The datasheet does not do a good job of identifying the pins on the 8mm version (or identifying many other specs), but here is a photo that shows that the LED has a flat edge and starting on the flat edge and working in, the pins are data-out, GND, Vdd, data-in. WS2812B run on 5V, so connect Vdd to 5V from VBUS on the USB breakout. There is no reverse voltage protection on the WS2812B, so if you plug it in backwards, you will damage the LED. It will get extremely hot, and possibly pop when the plastic lens melts on the inside faster than the outside, so be very careful! Wire up 4 WS2812B, with the first connected to a digital pin from the PIC (I used B6), and data-out of the first chip to data-in of the second chip, and so on. Put a 1uF or 0.1uF from Vdd to GND on every other WS2812B.
It takes 24 bits to set the color of a WS2812B, 8 bits for each of the red, green, and blue LEDs, MSB first. The weird thing about the communication is that, because it is asynchronous and doesn't use a clock, the timing is very important, and every bit contains both a high voltage and a low voltage. A logic One bit is high for 1.36uS and low for 0.35uS, and a logic Zero is high for 0.35uS and low for 1.36uS, each deviating by no more than 0.15uS. If there is ever more than 50uS of low, the pass-through starts over (so this is the reset time).
Once you set the color of a WS2812B it stays that color until you give it a new color. When the chips first power on they are bright blue, so as soon as you power them you probably need to turn them all off.
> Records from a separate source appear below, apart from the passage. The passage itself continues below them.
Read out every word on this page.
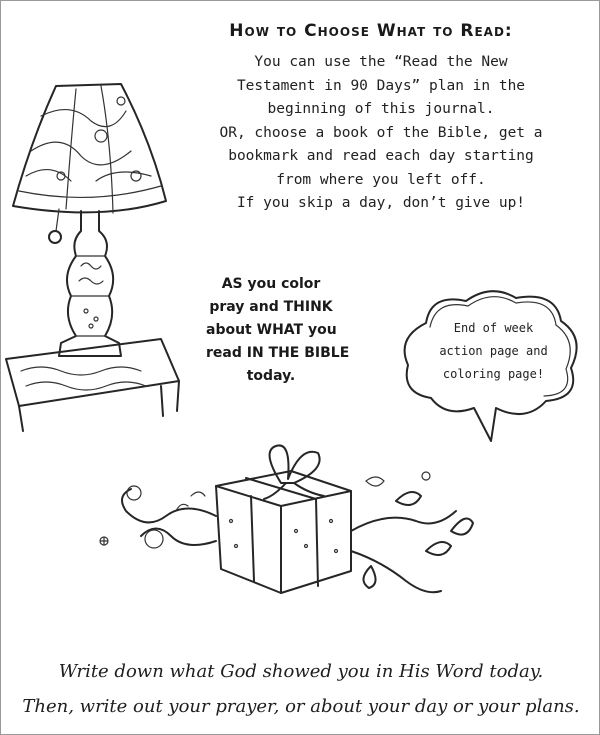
How to Choose What to Read:
You can use the “Read the New
Testament in 90 Days” plan in the
beginning of this journal.
OR, choose a book of the Bible, get a
bookmark and read each day starting
from where you left off.
If you skip a day, don’t give up!
AS you color
pray and THINK
about WHAT you
read IN THE BIBLE
today.
End of week
action page and
coloring page!
Write down what God showed you in His Word today.
Then, write out your prayer, or about your day or your plans.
The PIC does not have a peripheral like UART or I2C that can control the WS2812B (I have seen some references to hacking SPI to make it work). We will "bit-bang" the protocol to control the colors. This means a very manual method of turning a pin on, delaying, turning the pin off, delaying, etc. This is annoying because it will take a lot of CPU time, but they are inexpensive and colorful, so we'll do it.
There are lots of ways to manage the pin timing, using the core timer or the fact that each system clock cycle is a set amount of time and Nop()ing to do the delay. We will use Timer2 to make the delays, and a preallocated array to store the values of the bits. There is not enough time in between sending the bits to calculate what the next bit is, so we will convert the desired colors into an array of bits, then loop through the array every time we update the colors.
Take a look at the ws2812b sample code, which is half complete, with comments that describe what you need to finish. The h file contains a structure to link the red, green, and blue together, which will make it easier to pass color variables between functions. The c file contains ws2812b_setup(), where you need to initialize Timer2 to be 48MHz, and initialize the pin you want to use.
ws2812b_setColor() is the main function. The function takes as input an array of colors and the number of WS2812Bs in the circuit. In the function, you need to loop through each pixel in each color, and into another array, save the time in Timer2 ticks at which the pin should invert to blink out the highs and lows to make the logic Ones and Zeros. Once this array is made, it is a simple process to set Timer2 to start at 0, and inside a loop wait for the timer value to hit each array value, and when it does invert the pin. The while loop adds some extra cycles, which could knock the timing off, so the LOWTIME and HIGHTIME constants are adjustable. The hard part here is that the nScope is not quite fast enough to see the bits at full speed. To debug, I made all the delays 10x longer, to check if my bits matched my color bits, and then went back to full speed to see if the WS2812B output the right color.
Once you can set the colors, use the HSBtoRGB() function to generate a changing array rainbow of colors to display on your LEDs.
Upload your code in a folder called HW5, and make a demonstration video to upload to Canvas.